В паническом состоянии я чуть не отвечаю, что мне ничего не нужно, и пропади ты вообще пропадом, Виктор Андреевич, но вовремя спохватываюсь.
Все эти дни я никак не поощряла его, но отвечала весьма ровно и сдержанно, полагая, что резкий отворот-поворот опять спровоцирует Виктора на активные действия. Встретив препятствие, он сразу начинает его крушить, поэтому я придерживалась мирного поведения.
Отписываюсь какой-то нейтральной белибердой.
Я не готова с ним разговаривать. Подожду. А там, куда кривая вывезет.
Страусиная позиция, но мне сейчас простительно.
Вечером мама спрашивает, отчего я такая пришибленная, но и с ней на контакт я идти пока не хочу. Мой мир переворачивается вверх тормашками. Сначала я должна обрести спокойствие.

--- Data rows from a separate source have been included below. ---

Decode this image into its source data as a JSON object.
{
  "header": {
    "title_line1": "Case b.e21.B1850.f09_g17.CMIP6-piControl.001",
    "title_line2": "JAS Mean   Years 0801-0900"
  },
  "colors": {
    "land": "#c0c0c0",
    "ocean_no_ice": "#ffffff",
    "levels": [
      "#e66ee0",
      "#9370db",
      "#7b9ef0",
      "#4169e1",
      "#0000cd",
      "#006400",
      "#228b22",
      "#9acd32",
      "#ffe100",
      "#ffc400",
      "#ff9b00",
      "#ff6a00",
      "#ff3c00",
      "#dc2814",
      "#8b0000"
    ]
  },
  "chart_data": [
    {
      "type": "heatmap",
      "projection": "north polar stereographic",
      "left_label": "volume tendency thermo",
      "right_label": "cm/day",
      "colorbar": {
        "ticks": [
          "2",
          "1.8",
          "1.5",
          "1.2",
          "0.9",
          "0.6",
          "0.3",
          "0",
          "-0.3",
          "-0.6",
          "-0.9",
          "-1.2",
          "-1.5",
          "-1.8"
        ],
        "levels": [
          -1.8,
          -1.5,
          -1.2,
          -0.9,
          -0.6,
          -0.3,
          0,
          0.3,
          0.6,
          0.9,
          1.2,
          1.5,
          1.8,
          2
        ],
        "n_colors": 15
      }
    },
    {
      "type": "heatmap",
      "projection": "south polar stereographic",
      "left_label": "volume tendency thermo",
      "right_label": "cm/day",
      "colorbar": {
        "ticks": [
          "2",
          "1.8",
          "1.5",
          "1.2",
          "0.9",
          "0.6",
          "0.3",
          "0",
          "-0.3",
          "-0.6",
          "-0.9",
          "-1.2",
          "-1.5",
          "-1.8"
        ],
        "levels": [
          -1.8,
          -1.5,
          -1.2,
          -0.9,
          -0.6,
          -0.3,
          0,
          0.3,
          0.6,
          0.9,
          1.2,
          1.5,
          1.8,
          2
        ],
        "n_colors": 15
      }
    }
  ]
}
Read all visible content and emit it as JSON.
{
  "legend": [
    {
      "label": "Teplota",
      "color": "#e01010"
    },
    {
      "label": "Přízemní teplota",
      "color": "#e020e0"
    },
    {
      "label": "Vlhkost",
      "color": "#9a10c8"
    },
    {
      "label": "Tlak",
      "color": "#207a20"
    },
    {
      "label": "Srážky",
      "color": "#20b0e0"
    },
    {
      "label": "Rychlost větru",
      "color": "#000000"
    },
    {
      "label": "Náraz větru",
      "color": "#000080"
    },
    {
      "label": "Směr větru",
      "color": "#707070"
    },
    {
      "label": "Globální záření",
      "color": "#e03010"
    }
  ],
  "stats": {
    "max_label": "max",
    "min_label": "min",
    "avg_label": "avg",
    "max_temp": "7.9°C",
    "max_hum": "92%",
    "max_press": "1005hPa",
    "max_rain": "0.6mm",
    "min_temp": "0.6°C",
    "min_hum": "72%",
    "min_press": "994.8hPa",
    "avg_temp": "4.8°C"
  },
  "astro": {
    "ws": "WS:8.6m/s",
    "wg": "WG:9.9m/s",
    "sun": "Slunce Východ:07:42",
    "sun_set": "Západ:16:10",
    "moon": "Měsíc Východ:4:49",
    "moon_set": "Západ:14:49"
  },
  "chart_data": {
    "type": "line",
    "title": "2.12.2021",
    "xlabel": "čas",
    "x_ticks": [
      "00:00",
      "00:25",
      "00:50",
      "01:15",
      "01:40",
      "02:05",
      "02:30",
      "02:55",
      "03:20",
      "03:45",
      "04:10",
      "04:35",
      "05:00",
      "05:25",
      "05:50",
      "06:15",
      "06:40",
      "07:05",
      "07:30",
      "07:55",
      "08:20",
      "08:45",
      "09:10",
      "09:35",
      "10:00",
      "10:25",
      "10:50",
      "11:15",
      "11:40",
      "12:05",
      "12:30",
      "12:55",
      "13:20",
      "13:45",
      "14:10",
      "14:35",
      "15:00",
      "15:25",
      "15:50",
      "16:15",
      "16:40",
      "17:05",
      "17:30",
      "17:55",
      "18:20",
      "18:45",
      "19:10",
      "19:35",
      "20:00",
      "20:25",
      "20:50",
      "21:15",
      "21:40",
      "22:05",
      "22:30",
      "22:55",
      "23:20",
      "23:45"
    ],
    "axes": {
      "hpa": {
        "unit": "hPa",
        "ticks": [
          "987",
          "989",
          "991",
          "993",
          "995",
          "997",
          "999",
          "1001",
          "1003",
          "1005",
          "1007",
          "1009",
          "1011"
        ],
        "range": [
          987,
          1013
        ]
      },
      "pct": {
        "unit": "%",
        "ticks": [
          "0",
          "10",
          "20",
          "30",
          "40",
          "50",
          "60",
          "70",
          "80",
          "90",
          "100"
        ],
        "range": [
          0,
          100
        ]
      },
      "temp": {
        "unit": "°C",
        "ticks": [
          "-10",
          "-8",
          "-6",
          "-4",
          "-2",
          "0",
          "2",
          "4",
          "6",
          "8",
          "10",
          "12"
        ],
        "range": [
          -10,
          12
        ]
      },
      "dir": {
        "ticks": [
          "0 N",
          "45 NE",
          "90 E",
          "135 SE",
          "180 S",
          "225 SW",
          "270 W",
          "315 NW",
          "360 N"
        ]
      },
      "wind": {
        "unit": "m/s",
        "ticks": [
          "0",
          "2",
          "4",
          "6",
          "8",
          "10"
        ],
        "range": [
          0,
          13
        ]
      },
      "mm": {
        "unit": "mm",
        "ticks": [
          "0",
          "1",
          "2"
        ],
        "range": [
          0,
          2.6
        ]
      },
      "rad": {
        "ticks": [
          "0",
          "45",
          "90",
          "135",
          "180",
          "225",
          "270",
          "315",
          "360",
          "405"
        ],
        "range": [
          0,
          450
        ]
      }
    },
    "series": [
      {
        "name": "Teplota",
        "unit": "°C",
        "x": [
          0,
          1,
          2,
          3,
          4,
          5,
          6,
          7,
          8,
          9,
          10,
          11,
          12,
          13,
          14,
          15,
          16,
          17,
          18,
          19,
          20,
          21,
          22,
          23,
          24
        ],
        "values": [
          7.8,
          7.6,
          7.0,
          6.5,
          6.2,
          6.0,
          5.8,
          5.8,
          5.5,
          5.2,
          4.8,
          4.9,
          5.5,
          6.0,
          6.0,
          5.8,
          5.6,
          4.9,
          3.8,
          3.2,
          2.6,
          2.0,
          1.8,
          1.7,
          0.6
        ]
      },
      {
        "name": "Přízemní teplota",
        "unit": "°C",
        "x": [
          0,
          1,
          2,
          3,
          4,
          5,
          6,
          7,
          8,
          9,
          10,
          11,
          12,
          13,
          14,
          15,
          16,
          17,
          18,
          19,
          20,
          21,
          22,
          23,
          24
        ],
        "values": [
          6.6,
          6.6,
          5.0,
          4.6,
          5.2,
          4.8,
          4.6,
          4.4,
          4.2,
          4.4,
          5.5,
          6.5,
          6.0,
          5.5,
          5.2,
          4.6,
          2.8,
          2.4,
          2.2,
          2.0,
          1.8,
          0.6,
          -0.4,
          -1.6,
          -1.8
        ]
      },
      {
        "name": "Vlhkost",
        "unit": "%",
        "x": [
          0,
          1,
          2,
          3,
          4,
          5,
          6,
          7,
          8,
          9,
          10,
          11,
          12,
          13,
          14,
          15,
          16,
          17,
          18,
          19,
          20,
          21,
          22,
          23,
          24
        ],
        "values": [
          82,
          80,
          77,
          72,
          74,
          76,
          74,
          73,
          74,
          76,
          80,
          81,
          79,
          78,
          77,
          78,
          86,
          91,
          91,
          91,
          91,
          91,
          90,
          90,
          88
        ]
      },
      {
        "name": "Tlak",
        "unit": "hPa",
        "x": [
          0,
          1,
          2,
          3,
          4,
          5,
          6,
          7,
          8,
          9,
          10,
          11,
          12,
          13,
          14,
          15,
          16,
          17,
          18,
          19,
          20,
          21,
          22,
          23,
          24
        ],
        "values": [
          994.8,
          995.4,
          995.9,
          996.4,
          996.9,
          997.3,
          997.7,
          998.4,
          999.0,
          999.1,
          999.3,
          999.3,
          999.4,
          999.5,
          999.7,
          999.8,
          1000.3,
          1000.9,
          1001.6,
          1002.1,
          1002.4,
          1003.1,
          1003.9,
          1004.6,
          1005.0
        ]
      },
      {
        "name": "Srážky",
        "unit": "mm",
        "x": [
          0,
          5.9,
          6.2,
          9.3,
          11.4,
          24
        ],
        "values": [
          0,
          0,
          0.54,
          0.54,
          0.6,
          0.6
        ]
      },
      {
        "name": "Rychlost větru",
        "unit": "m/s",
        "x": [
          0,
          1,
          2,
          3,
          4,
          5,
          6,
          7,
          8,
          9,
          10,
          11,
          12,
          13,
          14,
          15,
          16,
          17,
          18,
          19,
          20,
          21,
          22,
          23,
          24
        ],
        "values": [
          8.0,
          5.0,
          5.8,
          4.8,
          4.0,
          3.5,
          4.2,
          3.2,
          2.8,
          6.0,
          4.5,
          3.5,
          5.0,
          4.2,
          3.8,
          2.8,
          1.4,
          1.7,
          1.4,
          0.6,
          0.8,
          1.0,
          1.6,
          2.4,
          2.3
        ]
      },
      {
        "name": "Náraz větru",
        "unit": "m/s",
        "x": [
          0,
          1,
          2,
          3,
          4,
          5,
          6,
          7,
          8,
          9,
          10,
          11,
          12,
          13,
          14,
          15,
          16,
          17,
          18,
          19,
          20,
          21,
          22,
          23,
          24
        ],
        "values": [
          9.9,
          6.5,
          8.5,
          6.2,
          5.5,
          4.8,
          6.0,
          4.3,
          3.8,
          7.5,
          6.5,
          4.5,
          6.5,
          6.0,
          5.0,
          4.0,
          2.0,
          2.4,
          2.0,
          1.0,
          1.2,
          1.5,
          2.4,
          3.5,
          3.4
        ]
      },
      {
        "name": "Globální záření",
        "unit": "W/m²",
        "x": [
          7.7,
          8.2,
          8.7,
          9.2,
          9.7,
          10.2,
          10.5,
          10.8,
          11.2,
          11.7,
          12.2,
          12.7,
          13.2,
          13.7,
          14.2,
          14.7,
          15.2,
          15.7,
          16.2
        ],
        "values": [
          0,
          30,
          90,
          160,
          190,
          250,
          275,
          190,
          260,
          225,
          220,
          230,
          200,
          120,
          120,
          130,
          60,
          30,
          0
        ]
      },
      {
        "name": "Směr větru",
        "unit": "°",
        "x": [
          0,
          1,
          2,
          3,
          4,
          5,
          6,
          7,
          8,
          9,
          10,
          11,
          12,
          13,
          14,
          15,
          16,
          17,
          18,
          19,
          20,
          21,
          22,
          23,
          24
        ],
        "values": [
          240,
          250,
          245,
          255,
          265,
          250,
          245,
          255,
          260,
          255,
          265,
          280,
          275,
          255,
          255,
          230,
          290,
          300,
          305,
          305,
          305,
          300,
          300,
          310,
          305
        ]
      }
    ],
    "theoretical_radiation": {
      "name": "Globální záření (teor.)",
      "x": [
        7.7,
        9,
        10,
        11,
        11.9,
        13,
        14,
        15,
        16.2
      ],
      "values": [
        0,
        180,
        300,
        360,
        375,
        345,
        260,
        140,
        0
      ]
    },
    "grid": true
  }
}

Сплю я плохо. Мысли кружатся безумным хороводом. Мечутся от того, что нужно на приданое ребенку, до того, насколько больно рожать. Под утро я все-таки ненадолго засыпаю, перед тем как отключиться, успев порадоваться, что сегодня суббота, и Тимошку в сад вести не надо.
Правда, поспать долго мне не дают.
Поднимает меня телефонный звонок. Сонная я блондаю по комнате, пытаясь понять, откуда идет звук. Тимка засунул мобильник под стопку неглаженного постельного белья. Фантазия у ребенка, что надо.
Увидев, кто мне звонит, я позорно трушу и не отвечаю.
Воронцов. С момента той нашей беседы в прихожей, он только писал. Не звонил. А теперь вдруг… да еще так рано утром.
Нет. Притворюсь, что сплю.
Немного попиликав, телефон затыкается, но через час снова заводится. Я опять игнорирую. И еще через час все повторяется. У меня уже и каша убежала, и кофе остыл. Я на нервах и постоянно зависаю. После очередного звонка я не выдерживаю этого накала и пишу: «Не могу сейчас говорить, занята».
«Варя, если ты мне не перезвонишь, я за себя не ручаюсь».
Господи, да что ты мне сделаешь?
Зря я так.
После обеда мама сама одевает Тимку и отправляется с ним гулять, меня оставляют дома, как не совсем выздоровевшую. На самом деле, я в порядке, голос только еще сипит, а состояние мое связано вовсе не с простудой, но я не вякаю и выпроваживаю всех на улицу.
Через пять минут в дверь раздается стук.
Мой взгляд падает на ледянку, забытую у двери.
Подхватываю катательный инвентарь и открываю, чтобы вручить его ребенку.
А за порогом и вправду мальчик. Крупный такой. В распахнутом пальто и с напряженным лицом.